Beauty Imposes : Some Recent Verse
- Author: Shaw Neilson
- Language: English
- Genre: Poetry collection
- Publisher: Angus & Robertson
- Publication date: 1938
- Publication place: Australia
- Media type: Print
- Pages: 34 pp.

= Beauty Imposes : Some Recent Verse =

1938 poetry collection by John Shaw Neilson

Beauty Imposes : Some Recent Verse is a collection of poetry by Australian author Shaw Neilson, published by Angus and Robertson in Sydney, New South Wales, in 1938.

The collection contains 14 poems from a variety of sources.

==Contents==

- "The Theme Eternal"
- "The Road to the Hospital"
- "The Crane Is My Neighbour"
- "The Vine That is a Friend"
- "Uncle to a Pirate"
- "The Long Week-end"
- "The Time of Tumult"
- "Golden Fugitive"
- "He Saw the Jig"
- "The Poor Can Feed the Birds"
- "The Sundowner"
- "Sunday Evening"
- "I Spoke to the Violet"
- "Beauty Imposes"

==Critical reception==

A reviewer on the Red Page of The Bulletin commented that "Whether it's due to climate or not, there is a deliberate use of color in Shaw Neilson's verse—patterns in gold and green and aspirations in white that suit his quiet talent".

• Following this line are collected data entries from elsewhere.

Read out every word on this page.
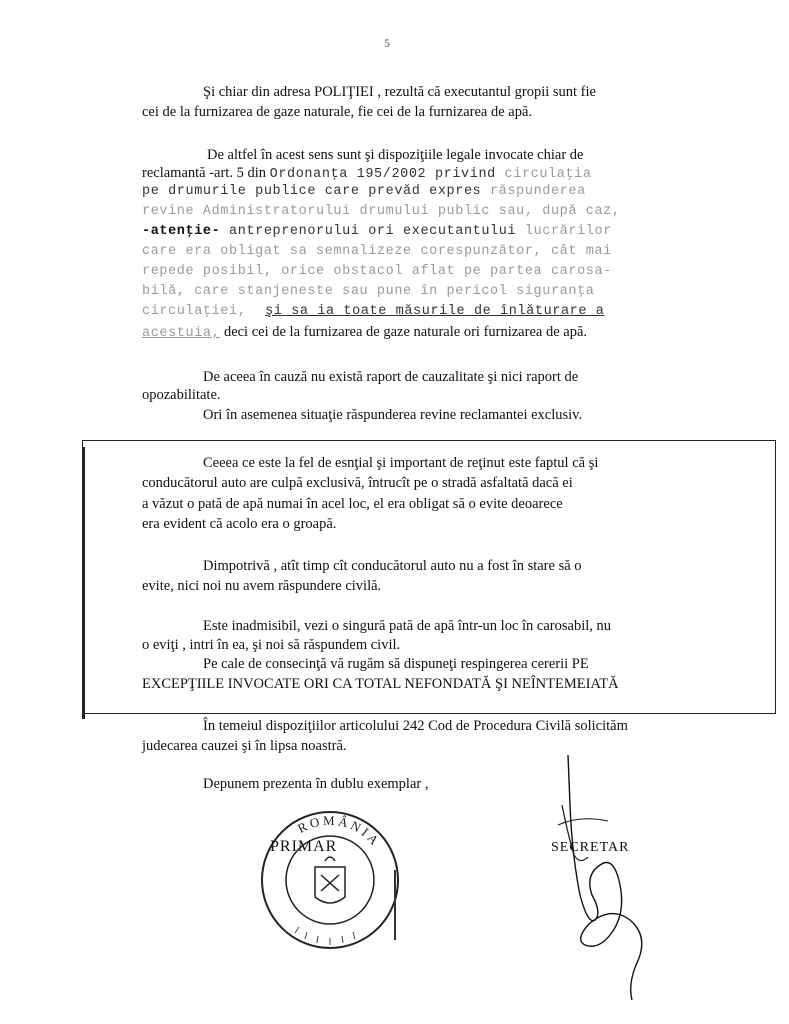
5
Şi chiar din adresa POLIŢIEI , rezultă că executantul gropii sunt fie
cei de la furnizarea de gaze naturale, fie cei de la furnizarea de apă.
De altfel în acest sens sunt şi dispoziţiile legale invocate chiar de
reclamantă -art. 5 din Ordonanţa 195/2002 privind circulaţia
pe drumurile publice care prevăd expres răspunderea
revine Administratorului drumului public sau, după caz,
-atenţie- antreprenorului ori executantului lucrărilor
care era obligat sa semnalizeze corespunzător, cât mai
repede posibil, orice obstacol aflat pe partea carosa-
bilă, care stanjeneste sau pune în pericol siguranţa
circulaţiei, şi sa ia toate măsurile de înlăturare a
acestuia, deci cei de la furnizarea de gaze naturale ori furnizarea de apă.
De aceea în cauză nu există raport de cauzalitate şi nici raport de
opozabilitate.
Ori în asemenea situaţie răspunderea revine reclamantei exclusiv.
Ceeea ce este la fel de esnţial şi important de reţinut este faptul că şi
conducătorul auto are culpă exclusivă, întrucît pe o stradă asfaltată dacă ei
a văzut o pată de apă numai în acel loc, el era obligat să o evite deoarece
era evident că acolo era o groapă.
Dimpotrivă , atît timp cît conducătorul auto nu a fost în stare să o
evite, nici noi nu avem răspundere civilă.
Este inadmisibil, vezi o singură pată de apă într-un loc în carosabil, nu
o eviţi , intri în ea, şi noi să răspundem civil.
Pe cale de consecinţă vă rugăm să dispuneţi respingerea cererii PE
EXCEPŢIILE INVOCATE ORI CA TOTAL NEFONDATĂ ŞI NEÎNTEMEIATĂ
În temeiul dispoziţiilor articolului 242 Cod de Procedura Civilă solicităm
judecarea cauzei şi în lipsa noastră.
Depunem prezenta în dublu exemplar ,
ROMÂNIA
PRIMAR	SECRETAR
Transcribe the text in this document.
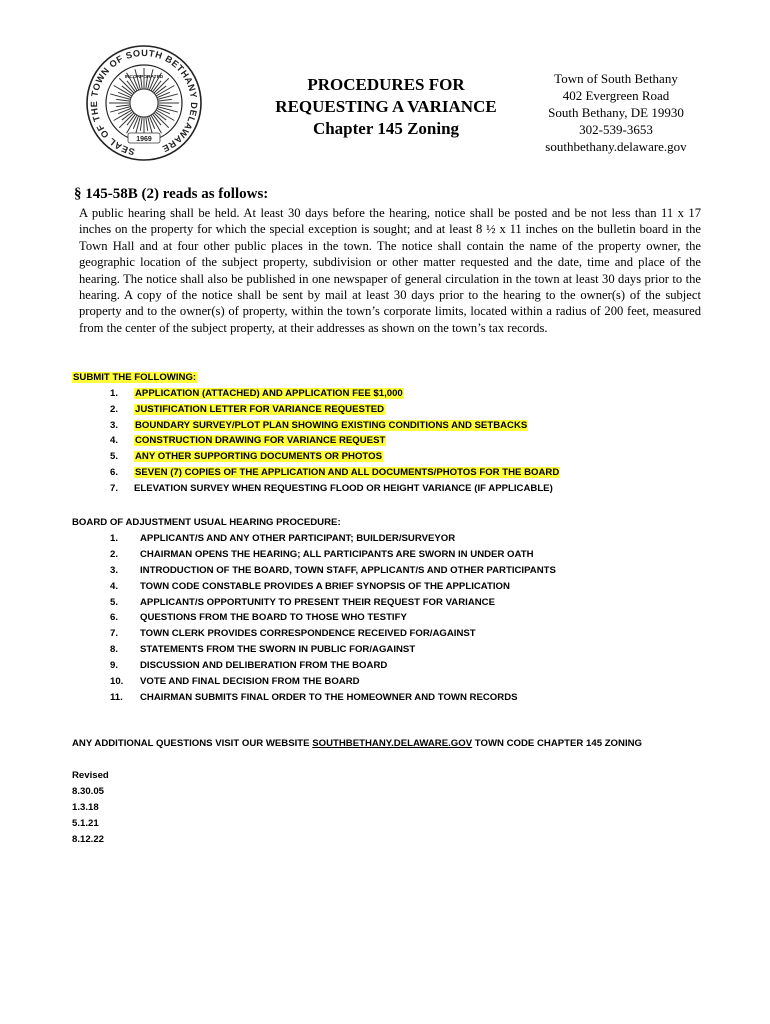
SEAL OF THE TOWN OF SOUTH BETHANY DELAWARE
INCORPORATED
1969
PROCEDURES FOR
REQUESTING A VARIANCE
Chapter 145 Zoning
Town of South Bethany
402 Evergreen Road
South Bethany, DE 19930
302-539-3653
southbethany.delaware.gov
§ 145-58B (2) reads as follows:

A public hearing shall be held. At least 30 days before the hearing, notice shall be posted and be not less than 11 x 17 inches on the property for which the special exception is sought; and at least 8 ½ x 11 inches on the bulletin board in the Town Hall and at four other public places in the town. The notice shall contain the name of the property owner, the geographic location of the subject property, subdivision or other matter requested and the date, time and place of the hearing. The notice shall also be published in one newspaper of general circulation in the town at least 30 days prior to the hearing. A copy of the notice shall be sent by mail at least 30 days prior to the hearing to the owner(s) of the subject property and to the owner(s) of property, within the town’s corporate limits, located within a radius of 200 feet, measured from the center of the subject property, at their addresses as shown on the town’s tax records.

SUBMIT THE FOLLOWING:
1. APPLICATION (ATTACHED) AND APPLICATION FEE $1,000
2. JUSTIFICATION LETTER FOR VARIANCE REQUESTED
3. BOUNDARY SURVEY/PLOT PLAN SHOWING EXISTING CONDITIONS AND SETBACKS
4. CONSTRUCTION DRAWING FOR VARIANCE REQUEST
5. ANY OTHER SUPPORTING DOCUMENTS OR PHOTOS
6. SEVEN (7) COPIES OF THE APPLICATION AND ALL DOCUMENTS/PHOTOS FOR THE BOARD
7. ELEVATION SURVEY WHEN REQUESTING FLOOD OR HEIGHT VARIANCE (IF APPLICABLE)
BOARD OF ADJUSTMENT USUAL HEARING PROCEDURE:
1. APPLICANT/S AND ANY OTHER PARTICIPANT; BUILDER/SURVEYOR
2. CHAIRMAN OPENS THE HEARING; ALL PARTICIPANTS ARE SWORN IN UNDER OATH
3. INTRODUCTION OF THE BOARD, TOWN STAFF, APPLICANT/S AND OTHER PARTICIPANTS
4. TOWN CODE CONSTABLE PROVIDES A BRIEF SYNOPSIS OF THE APPLICATION
5. APPLICANT/S OPPORTUNITY TO PRESENT THEIR REQUEST FOR VARIANCE
6. QUESTIONS FROM THE BOARD TO THOSE WHO TESTIFY
7. TOWN CLERK PROVIDES CORRESPONDENCE RECEIVED FOR/AGAINST
8. STATEMENTS FROM THE SWORN IN PUBLIC FOR/AGAINST
9. DISCUSSION AND DELIBERATION FROM THE BOARD
10. VOTE AND FINAL DECISION FROM THE BOARD
11. CHAIRMAN SUBMITS FINAL ORDER TO THE HOMEOWNER AND TOWN RECORDS
ANY ADDITIONAL QUESTIONS VISIT OUR WEBSITE SOUTHBETHANY.DELAWARE.GOV TOWN CODE CHAPTER 145 ZONING
Revised
8.30.05
1.3.18
5.1.21
8.12.22
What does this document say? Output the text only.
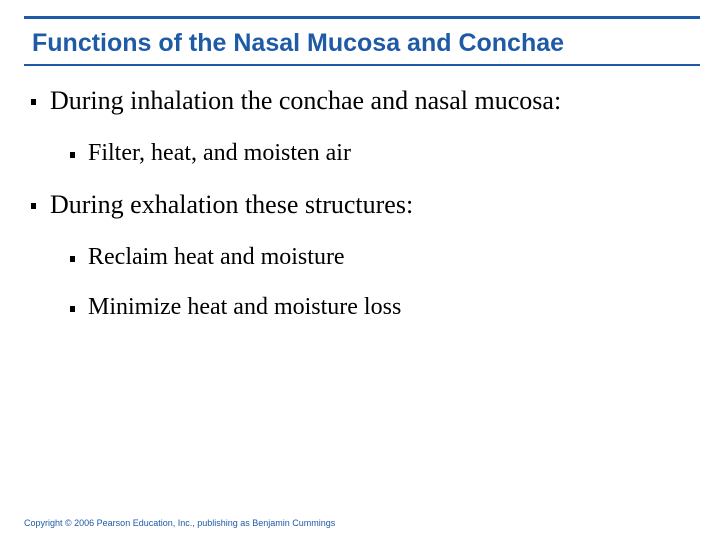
Functions of the Nasal Mucosa and Conchae
During inhalation the conchae and nasal mucosa:
Filter, heat, and moisten air
During exhalation these structures:
Reclaim heat and moisture
Minimize heat and moisture loss
Copyright © 2006 Pearson Education, Inc., publishing as Benjamin Cummings
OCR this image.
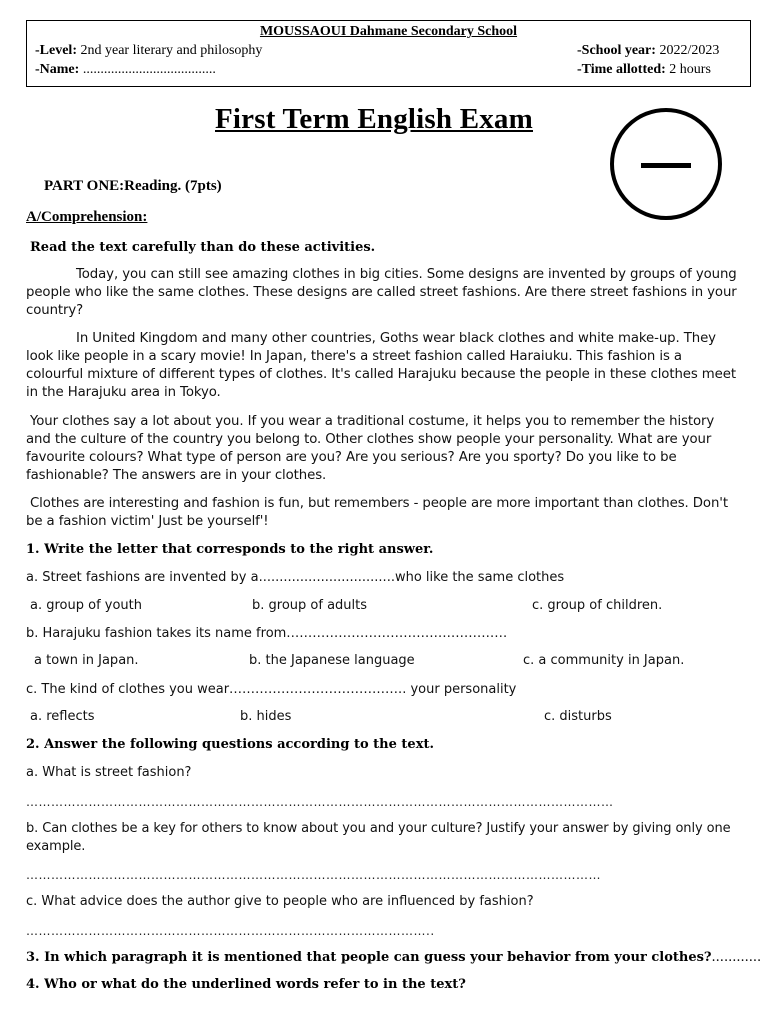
MOUSSAOUI Dahmane Secondary School
-Level: 2nd year literary and philosophy
-Name: ......................................
-School year: 2022/2023
-Time allotted: 2 hours
First Term English Exam
PART ONE:Reading. (7pts)
A/Comprehension:
Read the text carefully than do these activities.
Today, you can still see amazing clothes in big cities. Some designs are invented by groups of young people who like the same clothes. These designs are called street fashions. Are there street fashions in your country?
In United Kingdom and many other countries, Goths wear black clothes and white make-up. They look like people in a scary movie! In Japan, there's a street fashion called Haraiuku. This fashion is a colourful mixture of different types of clothes. It's called Harajuku because the people in these clothes meet in the Harajuku area in Tokyo.
Your clothes say a lot about you. If you wear a traditional costume, it helps you to remember the history and the culture of the country you belong to. Other clothes show people your personality. What are your favourite colours? What type of person are you? Are you serious? Are you sporty? Do you like to be fashionable? The answers are in your clothes.
Clothes are interesting and fashion is fun, but remembers - people are more important than clothes. Don't be a fashion victim' Just be yourself'!
1. Write the letter that corresponds to the right answer.
a. Street fashions are invented by a.................................who like the same clothes
a. group of youth	b. group of adults	c. group of children.
b. Harajuku fashion takes its name from……………………………………………
a town in Japan.	b. the Japanese language	c. a community in Japan.
c. The kind of clothes you wear………………………………….. your personality
a. reflects	b. hides	c. disturbs
2. Answer the following questions according to the text.
a. What is street fashion?
……………………………………………………………………………………………………………………………
b. Can clothes be a key for others to know about you and your culture? Justify your answer by giving only one example.
…………………………………………………………………………………………………………………………
c. What advice does the author give to people who are influenced by fashion?
……………………………………………………………………………………..
3. In which paragraph it is mentioned that people can guess your behavior from your clothes?............
4. Who or what do the underlined words refer to in the text?
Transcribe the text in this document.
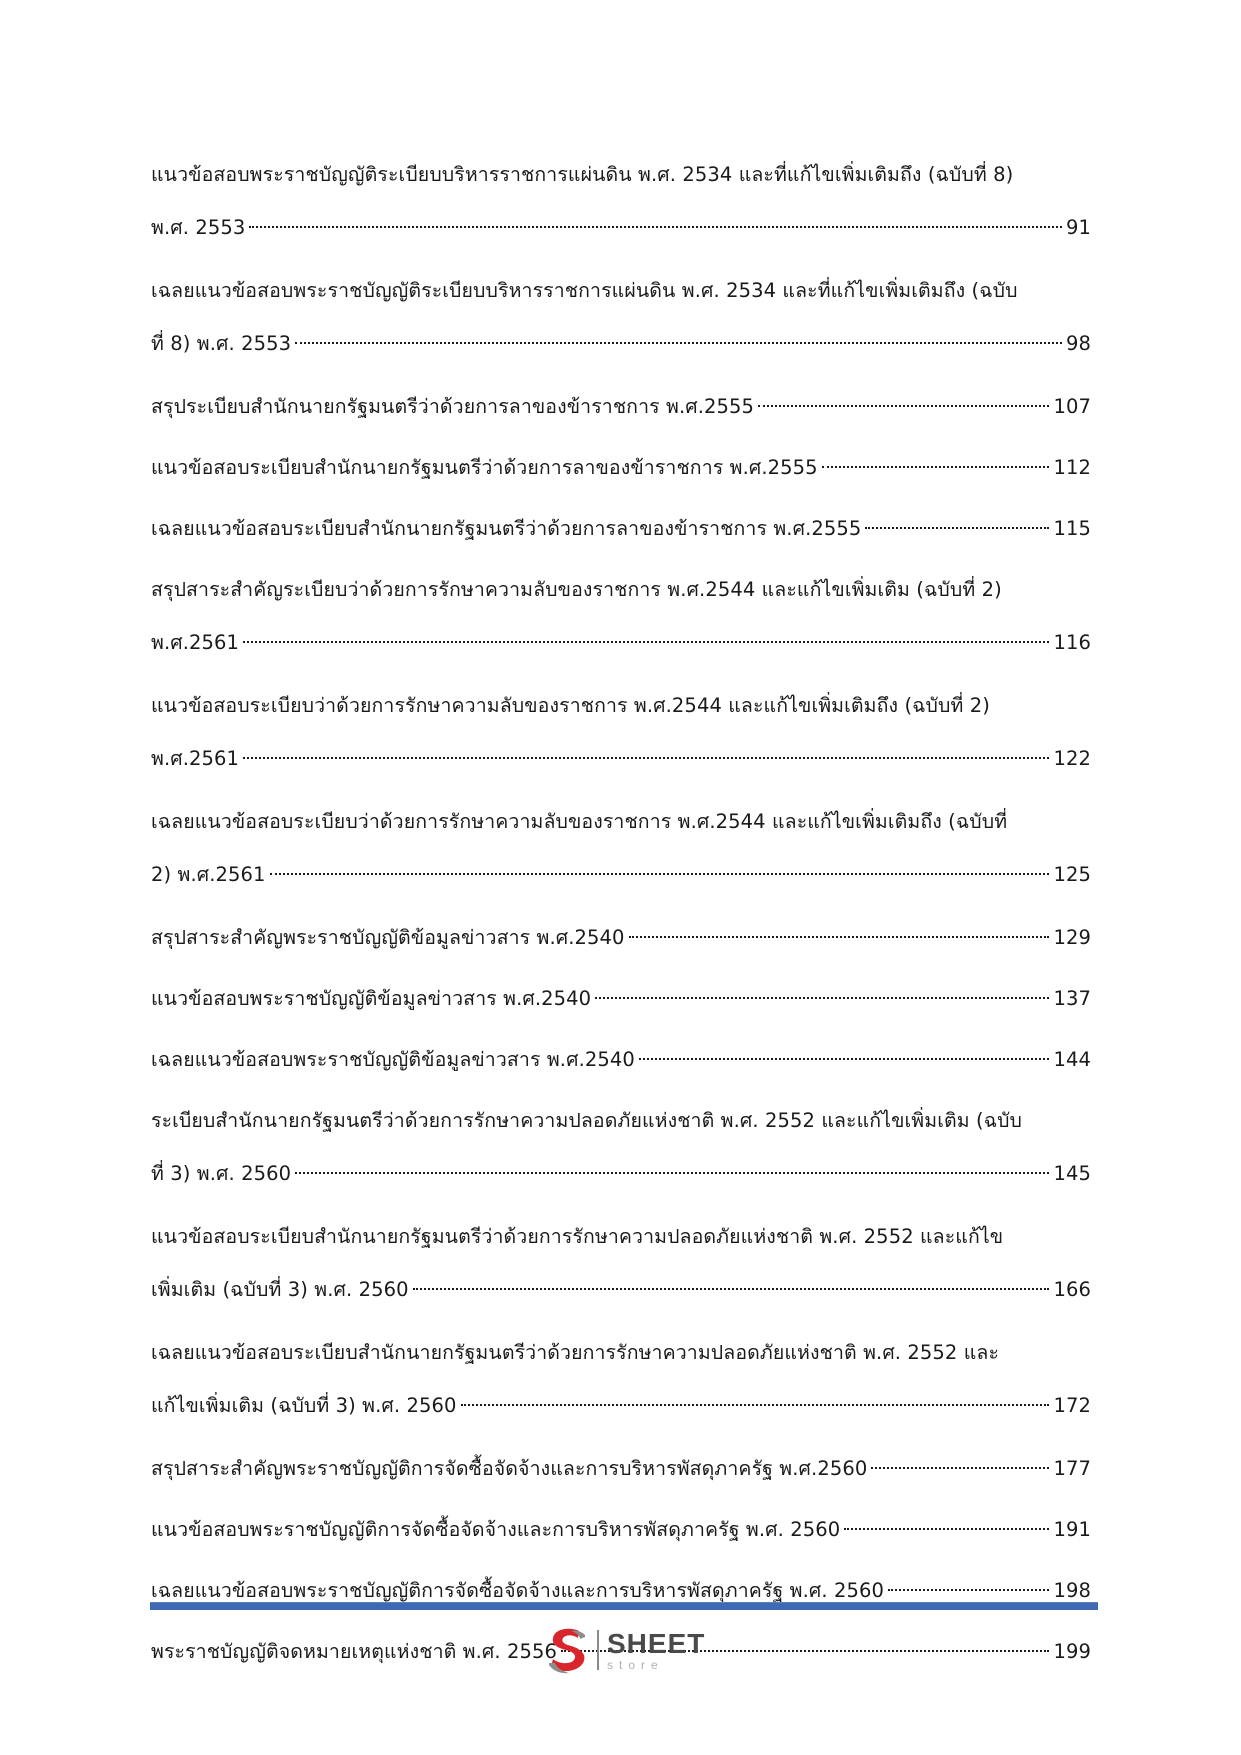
แนวข้อสอบพระราชบัญญัติระเบียบบริหารราชการแผ่นดิน พ.ศ. 2534 และที่แก้ไขเพิ่มเติมถึง (ฉบับที่ 8)
พ.ศ. 2553	91
เฉลยแนวข้อสอบพระราชบัญญัติระเบียบบริหารราชการแผ่นดิน พ.ศ. 2534 และที่แก้ไขเพิ่มเติมถึง (ฉบับ
ที่ 8) พ.ศ. 2553	98
สรุประเบียบสำนักนายกรัฐมนตรีว่าด้วยการลาของข้าราชการ พ.ศ.2555	107
แนวข้อสอบระเบียบสำนักนายกรัฐมนตรีว่าด้วยการลาของข้าราชการ พ.ศ.2555	112
เฉลยแนวข้อสอบระเบียบสำนักนายกรัฐมนตรีว่าด้วยการลาของข้าราชการ พ.ศ.2555	115
สรุปสาระสำคัญระเบียบว่าด้วยการรักษาความลับของราชการ พ.ศ.2544 และแก้ไขเพิ่มเติม (ฉบับที่ 2)
พ.ศ.2561	116
แนวข้อสอบระเบียบว่าด้วยการรักษาความลับของราชการ พ.ศ.2544 และแก้ไขเพิ่มเติมถึง (ฉบับที่ 2)
พ.ศ.2561	122
เฉลยแนวข้อสอบระเบียบว่าด้วยการรักษาความลับของราชการ พ.ศ.2544 และแก้ไขเพิ่มเติมถึง (ฉบับที่
2) พ.ศ.2561	125
สรุปสาระสำคัญพระราชบัญญัติข้อมูลข่าวสาร พ.ศ.2540	129
แนวข้อสอบพระราชบัญญัติข้อมูลข่าวสาร พ.ศ.2540	137
เฉลยแนวข้อสอบพระราชบัญญัติข้อมูลข่าวสาร พ.ศ.2540	144
ระเบียบสำนักนายกรัฐมนตรีว่าด้วยการรักษาความปลอดภัยแห่งชาติ พ.ศ. 2552 และแก้ไขเพิ่มเติม (ฉบับ
ที่ 3) พ.ศ. 2560	145
แนวข้อสอบระเบียบสำนักนายกรัฐมนตรีว่าด้วยการรักษาความปลอดภัยแห่งชาติ พ.ศ. 2552 และแก้ไข
เพิ่มเติม (ฉบับที่ 3) พ.ศ. 2560	166
เฉลยแนวข้อสอบระเบียบสำนักนายกรัฐมนตรีว่าด้วยการรักษาความปลอดภัยแห่งชาติ พ.ศ. 2552 และ
แก้ไขเพิ่มเติม (ฉบับที่ 3) พ.ศ. 2560	172
สรุปสาระสำคัญพระราชบัญญัติการจัดซื้อจัดจ้างและการบริหารพัสดุภาครัฐ พ.ศ.2560	177
แนวข้อสอบพระราชบัญญัติการจัดซื้อจัดจ้างและการบริหารพัสดุภาครัฐ พ.ศ. 2560	191
เฉลยแนวข้อสอบพระราชบัญญัติการจัดซื้อจัดจ้างและการบริหารพัสดุภาครัฐ พ.ศ. 2560	198
พระราชบัญญัติจดหมายเหตุแห่งชาติ พ.ศ. 2556	199
SHEET
store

The Mail (Adelaide) saw a lot of qualities in the collection: "Shaw Neilson's verse is clear, sweet, and often worth-while, as this little volume shows. Mr. Neilson is not a young man in years, but he has retained a young man's thrust, vividness, and keen feeling. There is a kind of supple strength about much of this Australian's work, too."